While Bloomberg raised questions when Manus began charging $39 or $199 per month for access to its AI models (the publication noted that the pricing seemed "somewhat aggressive... for a subscription service that is still in testing"), the company recently announced that it has since registered millions of users and exceeded $100 million in annual revenue.
That's when Meta began talks with Manus, the WSJ reports.
"For Zuckerberg, who has staked Meta's future on AI, Manus is something new: an AI product that actually makes money (investors are increasingly nervous about Meta's $60 billion infrastructure spending)," TechCrunch points out.
Meta indicated that Manus will maintain independent operations while integrating its agents into Facebook, Instagram, and WhatsApp, where Meta's own chatbot, Meta AI, is already available to users.
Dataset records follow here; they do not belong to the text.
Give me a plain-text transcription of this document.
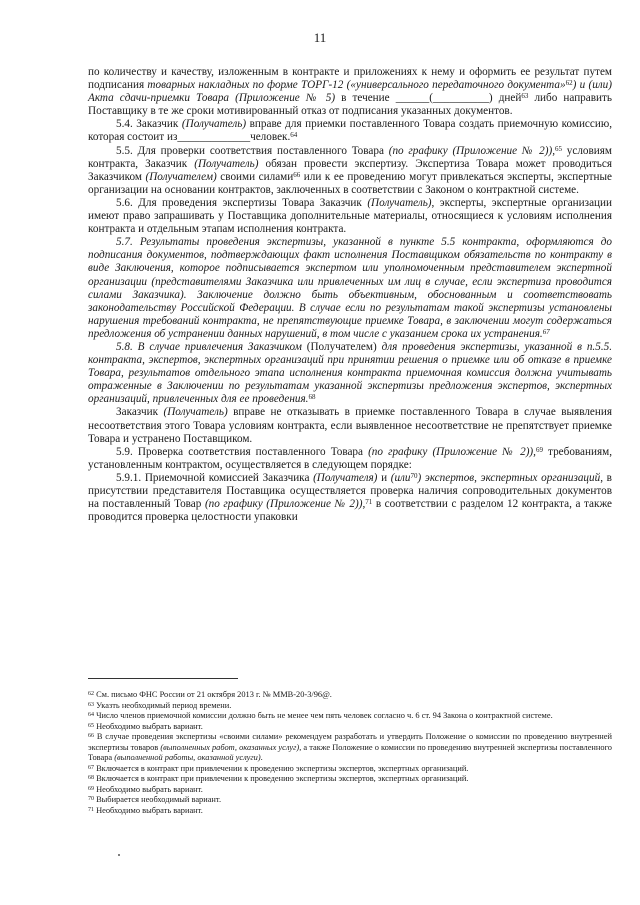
11

по количеству и качеству, изложенным в контракте и приложениях к нему и оформить ее результат путем подписания товарных накладных по форме ТОРГ-12 («универсального передаточного документа»$^{62}$) и (или) Акта сдачи-приемки Товара (Приложение № 5) в течение ______(__________) дней$^{63}$ либо направить Поставщику в те же сроки мотивированный отказ от подписания указанных документов.

5.4. Заказчик (Получатель) вправе для приемки поставленного Товара создать приемочную комиссию, которая состоит из_____________человек.$^{64}$

5.5. Для проверки соответствия поставленного Товара (по графику (Приложение № 2)),$^{65}$ условиям контракта, Заказчик (Получатель) обязан провести экспертизу. Экспертиза Товара может проводиться Заказчиком (Получателем) своими силами$^{66}$ или к ее проведению могут привлекаться эксперты, экспертные организации на основании контрактов, заключенных в соответствии с Законом о контрактной системе.

5.6. Для проведения экспертизы Товара Заказчик (Получатель), эксперты, экспертные организации имеют право запрашивать у Поставщика дополнительные материалы, относящиеся к условиям исполнения контракта и отдельным этапам исполнения контракта.

5.7. Результаты проведения экспертизы, указанной в пункте 5.5 контракта, оформляются до подписания документов, подтверждающих факт исполнения Поставщиком обязательств по контракту в виде Заключения, которое подписывается экспертом или уполномоченным представителем экспертной организации (представителями Заказчика или привлеченных им лиц в случае, если экспертиза проводится силами Заказчика). Заключение должно быть объективным, обоснованным и соответствовать законодательству Российской Федерации. В случае если по результатам такой экспертизы установлены нарушения требований контракта, не препятствующие приемке Товара, в заключении могут содержаться предложения об устранении данных нарушений, в том числе с указанием срока их устранения.$^{67}$

5.8. В случае привлечения Заказчиком (Получателем) для проведения экспертизы, указанной в п.5.5. контракта, экспертов, экспертных организаций при принятии решения о приемке или об отказе в приемке Товара, результатов отдельного этапа исполнения контракта приемочная комиссия должна учитывать отраженные в Заключении по результатам указанной экспертизы предложения экспертов, экспертных организаций, привлеченных для ее проведения.$^{68}$

Заказчик (Получатель) вправе не отказывать в приемке поставленного Товара в случае выявления несоответствия этого Товара условиям контракта, если выявленное несоответствие не препятствует приемке Товара и устранено Поставщиком.

5.9. Проверка соответствия поставленного Товара (по графику (Приложение № 2)),$^{69}$ требованиям, установленным контрактом, осуществляется в следующем порядке:

5.9.1. Приемочной комиссией Заказчика (Получателя) и (или$^{70}$) экспертов, экспертных организаций, в присутствии представителя Поставщика осуществляется проверка наличия сопроводительных документов на поставленный Товар (по графику (Приложение № 2)),$^{71}$ в соответствии с разделом 12 контракта, а также проводится проверка целостности упаковки

$^{62}$ См. письмо ФНС России от 21 октября 2013 г. № ММВ-20-3/96@.

$^{63}$ Указть необходимый период времени.

$^{64}$ Число членов приемочной комиссии должно быть не менее чем пять человек согласно ч. 6 ст. 94 Закона о контрактной системе.

$^{65}$ Необходимо выбрать вариант.

$^{66}$ В случае проведения экспертизы «своими силами» рекомендуем разработать и утвердить Положение о комиссии по проведению внутренней экспертизы товаров (выполненных работ, оказанных услуг), а также Положение о комиссии по проведению внутренней экспертизы поставленного Товара (выполненной работы, оказанной услуги).

$^{67}$ Включается в контракт при привлечении к проведению экспертизы экспертов, экспертных организаций.

$^{68}$ Включается в контракт при привлечении к проведению экспертизы экспертов, экспертных организаций.

$^{69}$ Необходимо выбрать вариант.

$^{70}$ Выбирается необходимый вариант.

$^{71}$ Необходимо выбрать вариант.
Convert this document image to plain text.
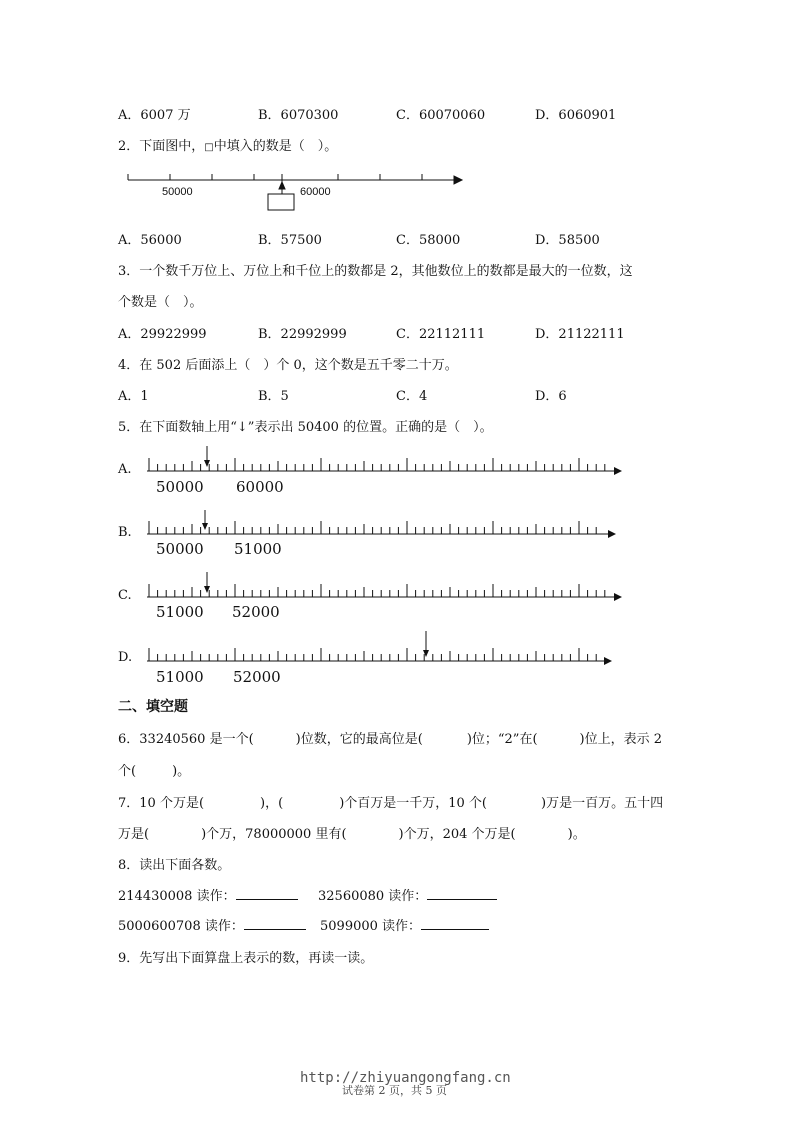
A．6007 万	B．6070300	C．60070060	D．6060901
2．下面图中，□中填入的数是（　）。
50000	60000
A．56000	B．57500	C．58000	D．58500
3．一个数千万位上、万位上和千位上的数都是 2，其他数位上的数都是最大的一位数，这
个数是（　）。
A．29922999	B．22992999	C．22112111	D．21122111
4．在 502 后面添上（　）个 0，这个数是五千零二十万。
A．1	B．5	C．4	D．6
5．在下面数轴上用“↓”表示出 50400 的位置。正确的是（　）。
A.
50000 60000
B.
50000 51000
C.
51000 52000
D.
51000 52000
二、填空题
6．33240560 是一个(	)位数，它的最高位是(	)位；“2”在(	)位上，表示 2
个(	)。
7．10 个万是(	)，(	)个百万是一千万，10 个(	)万是一百万。五十四
万是(	)个万，78000000 里有(	)个万，204 个万是(	)。
8．读出下面各数。
214430008 读作：	32560080 读作：
5000600708 读作：	5099000 读作：
9．先写出下面算盘上表示的数，再读一读。
试卷第 2 页，共 5 页
http://zhiyuangongfang.cn
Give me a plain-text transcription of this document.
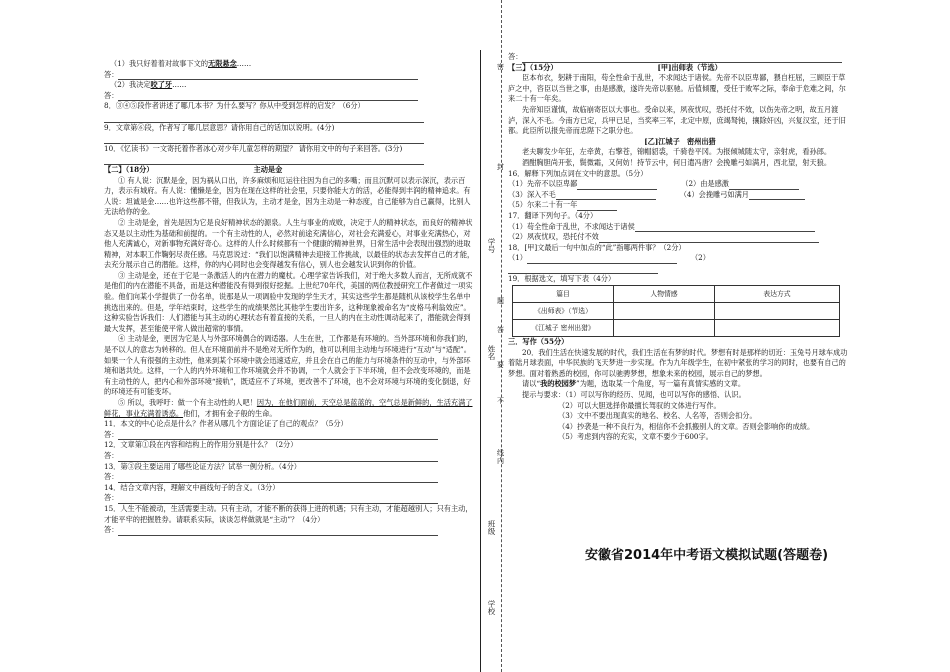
（1）我只好着着对故事下文的无限悬念……

答：

（2）我决定咬了牙……

答：

8．③④⑤段作者讲述了哪几本书？为什么要写？你从中受到怎样的启发？（6分）

9．文章第⑥段，作者写了哪几层意思？请你用自己的话加以说明。(4分)

10．《忆读书》一文寄托着作者冰心对少年儿童怎样的期望？ 请你用文中的句子来回答。(3分)

【二】（18分）	主动是金

① 有人说：沉默是金，因为祸从口出，许多麻烦和厄运往往因为自己的多嘴；而且沉默可以表示深沉，表示百力，表示有城府。有人说：懂懒是金，因为在现在这样的社会里，只要你能大方的活，必能得到丰润的精神追求。有人说：坦诚是金……也许这些都不错，但我认为，主动才是金，因为主动是一种态度，自己能够为自己赢得，比别人无法给你的金。

② 主动是金，首先是因为它是良好精神状态的源泉。人生与事业的成败，决定于人的精神状态，而良好的精神状态又是以主动性为基础和前提的。一个有主动性的人，必然对前途充满信心，对社会充满爱心，对事业充满热心，对他人充满诚心，对新事物充满好奇心。这样的人什么时候都有一个健康的精神世界，日常生活中会表现出强烈的进取精神，对本职工作鞠躬尽责任感。马克思说过：“我们以饱满精神去迎接工作挑战，以最佳的状态去发挥自己的才能，去充分展示自己的潜能。这样，你的内心同时也会变得越发有信心，别人也会越发认识到你的价值。

③ 主动是金，还在于它是一条激活人的内在潜力的魔杖。心理学家告诉我们，对于绝大多数人而言，无所成就不是他们的内在潜能不具备，而是这种潜能没有得到很好挖掘。上世纪70年代，美国的两位教授研究工作者做过一项实验。他们向某小学提供了一份名单，说那是从一项调验中发现的学生天才，其实这些学生都是随机从该校学生名单中挑选出来的。但是，学年结束时，这些学生的成绩果然比其他学生要出许多，这种现象被命名为“皮格马利翁效应”。这种实验告诉我们：人们潜能与其主动的心理状态有着直接的关系，一旦人的内在主动性调动起来了，潜能就会得到最大发挥，甚至能使平常人做出超常的事情。

④ 主动是金，更因为它是人与外部环境偶合的调适器。人生在世，工作都是有环境的。当外部环境和你我们的，是不以人的意志为转移的。但人在环境面前并不是绝对无所作为的，他可以利用主动地与环境进行“互动”与“适配”。如果一个人有很强的主动性，他来到某个环境中就会迅速适应，并且会在自己的能力与环境条件的互动中，与外部环境和谐共处。这样，一个人的内外环境和工作环境就会并不协调，一个人就会于下半环境，但不会改变环境的，而是有主动性的人，把内心和外部环境“接轨”，既适应不了环境，更改善不了环境，也不会对环境与环境的变化倒退，好的环境还有可能变坏。

⑤ 所以，我呼吁：做一个有主动性的人吧！因为，在他们面前，天空总是蓝蓝的，空气总是新鲜的，生活充满了鲜花，事业充满着诱惑。他们，才拥有金子般的生命。

11．本文的中心论点是什么？作者从哪几个方面论证了自己的观点？（5分）

答：

12．文章第①段在内容和结构上的作用分别是什么？（2分）

答：

13．第③段主要运用了哪些论证方法？试举一例分析。（4分）

答：

14．结合文章内容，理解文中画线句子的含义。（3分）

答：

15．人生不能被动，生活需要主动。只有主动，才能不断的获得上进的机遇；只有主动，才能超越别人；只有主动，才能平牢的把握胜券。请联系实际，谈谈怎样做就是“主动”？（4分）

答：

密
封
线
内
不
要
答
题
学号
班级
姓名
学校

答：

【三】（15分）	[甲]出师表（节选）

臣本布衣，躬耕于南阳，苟全性命于乱世，不求闻达于诸侯。先帝不以臣卑鄙，猥自枉屈，三顾臣于草庐之中，咨臣以当世之事，由是感激，遂许先帝以驱驰。后值倾覆，受任于败军之际，奉命于危难之间，尔来二十有一年矣。

先帝知臣谨慎，故临崩寄臣以大事也。受命以来，夙夜忧叹，恐托付不效，以伤先帝之明，故五月渡泸，深入不毛。今南方已定，兵甲已足，当奖率三军，北定中原，庶竭驽钝，攘除奸凶，兴复汉室，还于旧都。此臣所以报先帝而忠陛下之职分也。

[乙]江城子　密州出猎

老夫聊发少年狂，左牵黄，右擎苍，锦帽貂裘，千骑卷平冈。为报倾城随太守，亲射虎，看孙郎。

酒酣胸胆尚开张，鬓微霜，又何妨！持节云中，何日遣冯唐？会挽雕弓如满月，西北望，射天狼。

16．解释下列加点词在文中的意思。（5分）

（1）先帝不以臣卑鄙	（2）由是感激

（3）深入不毛	（4）会挽雕弓如满月

（5）尔来二十有一年

17．翻译下列句子。（4分）

（1）苟全性命于乱世，不求闻达于诸侯

（2）夙夜忧叹，恐托付不效

18．[甲]文最后一句中加点的“此”指哪两件事？（2分）

（1）	（2）

19．根据选文，填写下表（4分）

篇目	人物情感	表达方式
《出师表》（节选）		
《江城子 密州出猎》		

三．写作（55分）

20．我们生活在快速发展的时代，我们生活在有梦的时代。梦想有时是那样的切近：玉兔号月球车成功着陆月球表面，中华民族的飞天梦进一步实现。作为九年级学生，在初中紧张的学习的同时，也要有自己的梦想。面对着熟悉的校园，你可以驰骋梦想，想象未来的校园，展示自己的梦想。

请以“我的校园梦”为题，选取某一个角度，写一篇有真情实感的文章。

提示与要求：（1）可以写你的经历、见闻，也可以写你的感悟、认识。

（2）可以大胆选择你最擅长驾驭的文体进行写作。

（3）文中不要出现真实的地名、校名、人名等，否则会扣分。

（4）抄袭是一种不良行为，相信你不会抓搬别人的文章。否则会影响你的成绩。

（5）考虑到内容的充实，文章不要少于600字。

安徽省2014年中考语文模拟试题(答题卷)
However, there's a catch: Manus, launched eight months ago, has Chinese founders who established the parent company Butterfly Effect in Beijing in 2022 and then moved to Singapore in the middle of this year. Whether this will cause concern in Washington remains to be seen, but Senator John Cornyn has already criticized Benchmark for investing in the company, asking on X in May: who thought it was "a good idea for American investors to subsidize our biggest AI adversary for the CCP to use this technology to challenge us economically and militarily? Not me."
Unsurprisingly, Meta has already informed Nikkei Asia that after the acquisition, Manus will have no ties to Chinese investors and will no longer operate in China. "Following this deal, Chinese ownership stakes in Manus AI will no longer remain, and Manus AI will cease its services and operations in China," a Meta spokesperson told the publication.